Durability and Performance Limitations in Currently Available Alkaline Exchange Membrane Electrolysis Materials and the Relationship to Total System Cost

Abstract

Anion exchange membrane (AEM) electrolyzers have the potential to reduce the cost of hydrogen generated via. electrolysis through reducing the cost of stack materials, improved electrochemical kinetics, and exhibiting a higher tolerance range for water purity (e.g. brackish and saltwater electrolysis). These potential benefits have resulted in a large amount of research funding, and as a result several commercial AEMs are now available. Additionally, several commercial, AEM specific catalysts are also available.With the increasing maturity of AEM electrolysis (still in the very early stages), there is a growing need for benchmark performance and durability using only membrane electrode assembly (MEA) materials that are commercially available.

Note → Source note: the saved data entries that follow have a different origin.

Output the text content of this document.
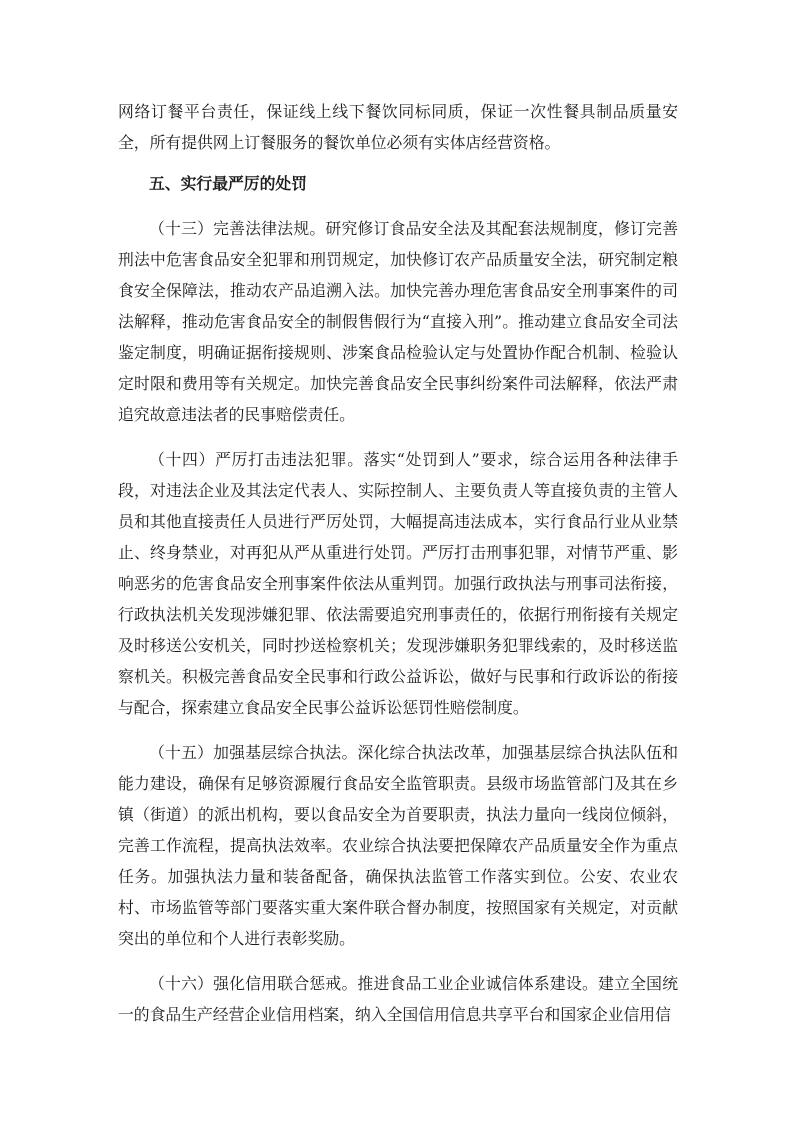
网络订餐平台责任，保证线上线下餐饮同标同质，保证一次性餐具制品质量安全，所有提供网上订餐服务的餐饮单位必须有实体店经营资格。

五、实行最严厉的处罚

（十三）完善法律法规。研究修订食品安全法及其配套法规制度，修订完善刑法中危害食品安全犯罪和刑罚规定，加快修订农产品质量安全法，研究制定粮食安全保障法，推动农产品追溯入法。加快完善办理危害食品安全刑事案件的司法解释，推动危害食品安全的制假售假行为“直接入刑”。推动建立食品安全司法鉴定制度，明确证据衔接规则、涉案食品检验认定与处置协作配合机制、检验认定时限和费用等有关规定。加快完善食品安全民事纠纷案件司法解释，依法严肃追究故意违法者的民事赔偿责任。

（十四）严厉打击违法犯罪。落实“处罚到人”要求，综合运用各种法律手段，对违法企业及其法定代表人、实际控制人、主要负责人等直接负责的主管人员和其他直接责任人员进行严厉处罚，大幅提高违法成本，实行食品行业从业禁止、终身禁业，对再犯从严从重进行处罚。严厉打击刑事犯罪，对情节严重、影响恶劣的危害食品安全刑事案件依法从重判罚。加强行政执法与刑事司法衔接，行政执法机关发现涉嫌犯罪、依法需要追究刑事责任的，依据行刑衔接有关规定及时移送公安机关，同时抄送检察机关；发现涉嫌职务犯罪线索的，及时移送监察机关。积极完善食品安全民事和行政公益诉讼，做好与民事和行政诉讼的衔接与配合，探索建立食品安全民事公益诉讼惩罚性赔偿制度。

（十五）加强基层综合执法。深化综合执法改革，加强基层综合执法队伍和能力建设，确保有足够资源履行食品安全监管职责。县级市场监管部门及其在乡镇（街道）的派出机构，要以食品安全为首要职责，执法力量向一线岗位倾斜，完善工作流程，提高执法效率。农业综合执法要把保障农产品质量安全作为重点任务。加强执法力量和装备配备，确保执法监管工作落实到位。公安、农业农村、市场监管等部门要落实重大案件联合督办制度，按照国家有关规定，对贡献突出的单位和个人进行表彰奖励。

（十六）强化信用联合惩戒。推进食品工业企业诚信体系建设。建立全国统一的食品生产经营企业信用档案，纳入全国信用信息共享平台和国家企业信用信
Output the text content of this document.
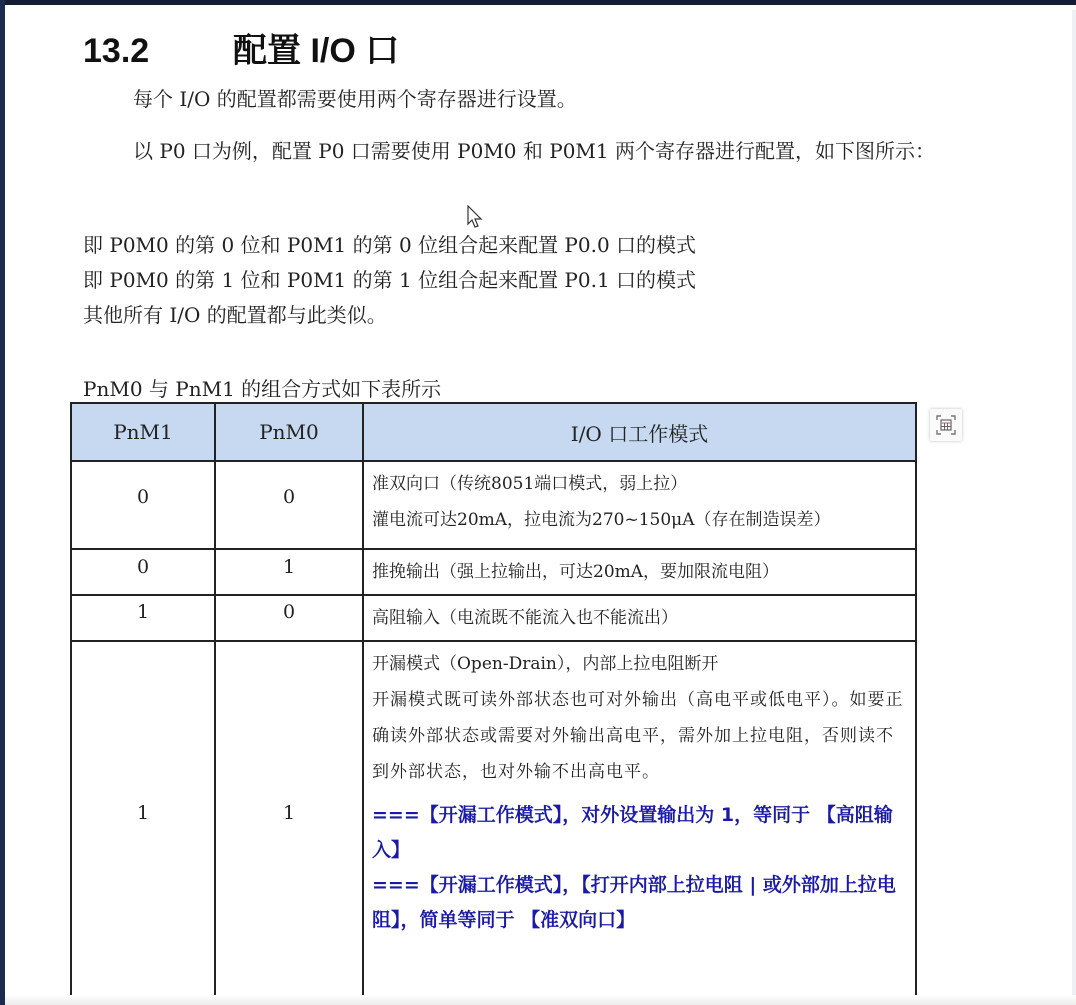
13.2 配置 I/O 口
每个 I/O 的配置都需要使用两个寄存器进行设置。
以 P0 口为例，配置 P0 口需要使用 P0M0 和 P0M1 两个寄存器进行配置，如下图所示：
即 P0M0 的第 0 位和 P0M1 的第 0 位组合起来配置 P0.0 口的模式
即 P0M0 的第 1 位和 P0M1 的第 1 位组合起来配置 P0.1 口的模式
其他所有 I/O 的配置都与此类似。
PnM0 与 PnM1 的组合方式如下表所示
PnM1	PnM0	I/O 口工作模式
0	0	准双向口（传统8051端口模式，弱上拉）
灌电流可达20mA，拉电流为270~150μA（存在制造误差）

0	1	推挽输出（强上拉输出，可达20mA，要加限流电阻）

1	0	高阻输入（电流既不能流入也不能流出）

1	1	开漏模式（Open-Drain），内部上拉电阻断开
开漏模式既可读外部状态也可对外输出（高电平或低电平）。如要正确读外部状态或需要对外输出高电平，需外加上拉电阻，否则读不到外部状态，也对外输不出高电平。
===【开漏工作模式】，对外设置输出为 1，等同于 【高阻输入】
===【开漏工作模式】，【打开内部上拉电阻 | 或外部加上拉电阻】，简单等同于 【准双向口】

Several materials, both polymers and catalysts, will be discussed for both performance and durability under differential pressure. The incumbent technology, proton exchange electrolyzers, typically operate up to 435 psig differential H2 pressure accomplished through a combination of electrolysis and electrochemical compression. To provide a more direct comparison to the current technology, durability will be measured under differential H2 pressure. Additionally, test will be performed to identify presence of electronic shorting or cross-cell leaks, both cell failures that will result in apparent improved performance due to the lower operating voltage.For industry to adopt AEMs, there must be demonstrated device reliability and projected system cost savings. A techno-economic analysis will be performed to compare AEM and PEM electrolysis in several different scenarios to better understand the state of the technology.